I know you slipped something in my drink.

don't really appreciate how you just left

me all alone with a stranger after giving me 

something like that. I don't think we should be

friends anymore as much as I would like

to be. Please don't talk to me anymore.


               It took me forever to hit send, knowing that possibly after this, everything I felt for him wouldn't matter. I felt like I wanted to cry. It upset me so much, as I figure it would anyone. It wasn't even 10 minuets later before there was a knock on my door and I jumped. Noooo, please go away! I thought to myself. I knew it was him. 

               "Mathew... Please answer the door." His voice was calm, but I had to keep focused and stand my ground.
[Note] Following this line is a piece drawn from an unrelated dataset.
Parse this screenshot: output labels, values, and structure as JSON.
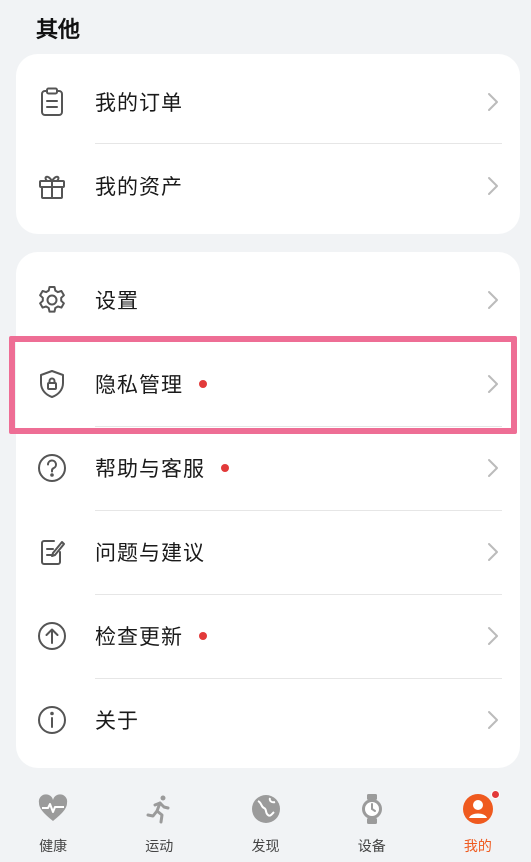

I crawled to the door on my hands and knees as if he would see me if I chose to do this any other way. I stood behind the door and listened to the silence on the other side, awaiting his amazing resonating voice. "Please, I know you just got home. Let me explain." My heart yearned to hear him out as I leaned against the door quietly, closing my eyes imagining what he looked like after tonight, and what he would say. He rung the doorbell a few times again. He soon surrendered and as much as I hated to ignore him, I watched him walk back to his apartment through my peephole. I sighed and walked to my room turning the kitchen light off and laying down.

               I couldn't sleep for a while but sleep eventually found me and gave me peace for a few hours.